Lo guardò più attentamente. I capelli erano tagliati corti, ma non abbastanza da impedire di notare quanto fossero biondi, e ricci. Gli occhi verdi erano vivaci ed espressivi, come… proprio come quelli di lui da bambino. E poi, quel ragazzo ispirava tranquillità.

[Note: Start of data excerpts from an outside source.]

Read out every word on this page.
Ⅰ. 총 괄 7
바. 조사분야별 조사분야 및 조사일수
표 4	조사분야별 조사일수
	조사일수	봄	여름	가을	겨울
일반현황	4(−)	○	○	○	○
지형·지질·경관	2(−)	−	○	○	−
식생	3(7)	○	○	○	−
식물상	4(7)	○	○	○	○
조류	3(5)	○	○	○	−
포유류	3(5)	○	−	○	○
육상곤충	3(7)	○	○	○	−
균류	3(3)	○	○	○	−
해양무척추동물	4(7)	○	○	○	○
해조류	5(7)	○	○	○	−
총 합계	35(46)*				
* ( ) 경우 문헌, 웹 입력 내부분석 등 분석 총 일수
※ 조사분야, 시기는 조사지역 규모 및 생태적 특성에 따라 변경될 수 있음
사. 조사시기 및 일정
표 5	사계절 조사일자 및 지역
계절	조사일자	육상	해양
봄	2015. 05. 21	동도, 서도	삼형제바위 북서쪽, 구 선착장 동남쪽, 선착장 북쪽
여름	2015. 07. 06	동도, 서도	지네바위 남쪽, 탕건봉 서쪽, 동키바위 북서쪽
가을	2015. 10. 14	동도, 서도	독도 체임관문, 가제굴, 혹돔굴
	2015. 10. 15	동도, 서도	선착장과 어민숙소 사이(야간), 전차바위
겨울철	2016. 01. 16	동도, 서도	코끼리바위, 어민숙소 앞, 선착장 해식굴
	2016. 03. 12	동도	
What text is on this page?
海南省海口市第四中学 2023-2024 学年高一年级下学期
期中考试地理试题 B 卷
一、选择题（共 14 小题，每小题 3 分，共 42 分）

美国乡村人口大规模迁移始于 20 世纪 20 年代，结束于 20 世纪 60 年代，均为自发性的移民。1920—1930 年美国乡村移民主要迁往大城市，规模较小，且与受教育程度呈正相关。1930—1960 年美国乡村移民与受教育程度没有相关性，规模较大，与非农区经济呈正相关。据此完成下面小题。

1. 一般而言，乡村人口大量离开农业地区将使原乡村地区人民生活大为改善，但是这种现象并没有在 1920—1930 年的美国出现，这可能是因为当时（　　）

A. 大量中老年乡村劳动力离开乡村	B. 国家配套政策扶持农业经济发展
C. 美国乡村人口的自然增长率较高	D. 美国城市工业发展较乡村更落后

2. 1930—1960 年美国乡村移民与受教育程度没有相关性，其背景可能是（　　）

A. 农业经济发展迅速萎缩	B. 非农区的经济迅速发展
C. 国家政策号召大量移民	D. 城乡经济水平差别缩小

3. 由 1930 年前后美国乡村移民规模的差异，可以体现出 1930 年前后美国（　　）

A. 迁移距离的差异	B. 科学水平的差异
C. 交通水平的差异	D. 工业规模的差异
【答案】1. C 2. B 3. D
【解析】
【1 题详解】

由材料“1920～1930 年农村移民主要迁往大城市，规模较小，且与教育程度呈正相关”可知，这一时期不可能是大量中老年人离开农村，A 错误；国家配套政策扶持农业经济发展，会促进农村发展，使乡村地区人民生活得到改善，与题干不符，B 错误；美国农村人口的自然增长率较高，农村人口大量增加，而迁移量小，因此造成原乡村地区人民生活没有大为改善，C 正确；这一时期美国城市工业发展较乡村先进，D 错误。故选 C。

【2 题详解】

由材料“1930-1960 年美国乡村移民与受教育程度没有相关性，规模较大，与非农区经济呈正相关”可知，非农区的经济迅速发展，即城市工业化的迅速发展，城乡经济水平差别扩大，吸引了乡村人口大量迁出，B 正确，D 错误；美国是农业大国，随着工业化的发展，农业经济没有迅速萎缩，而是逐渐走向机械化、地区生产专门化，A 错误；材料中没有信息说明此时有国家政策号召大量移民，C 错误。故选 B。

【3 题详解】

Da quando l’aveva incontrato, da quando stavano parlando, era riuscita finalmente a sentirsi tranquilla, senza gli scoppi di dolore che l’avevano tormentata ogni giorno, anche se lei aveva fatto di tutto per tenerli nascosti. Nell’ora che passò quel giorno con lui, il suo dolore rimase latente, sepolto nella profondità del suo cuore, zitto mentre lei parlava, ascoltava, camminava con quel ragazzo che sembrava ancora un bambino. E quando lui se ne andò, lasciandola sola, lei rimase a lungo in piedi, guardando il mare, prima di tornare indietro, ripercorrendo a ritroso lo spazio che aveva percorso con quel bambino e da sola, prima di incontrarlo, lentamente, tornando a quell’abitazione che non poteva chiamare casa, perché niente la legava ad essa, a quel gruppo che non era la sua famiglia, perché non c’era lui, André, che doveva essere, da quella notte, tutta la sua famiglia.

Da quel giorno, ogni giorno, quando Oscar usciva, puntualmente arrivava anche Fabrice e, da quando lei e loro avevano fatto quel patto, la sollevava dal peso del cestino, portandolo lui, come per un tacito accordo.

Oscar gli si era affezionata tantissimo, amandolo come avrebbe amato un suo bambino. Era l’unica persona che riuscisse a strapparle un sorriso, anche se ancora carico di tutta la sua tristezza. Eppure, anche lei aveva fatto l’errore di considerarlo un bambino. Quando lo guardava, non riusciva a credere che avesse quattordici anni. E l’affetto che gli riservava, pur se il più profondo che potesse permettersi, era l’affetto che si prova per un bimbo.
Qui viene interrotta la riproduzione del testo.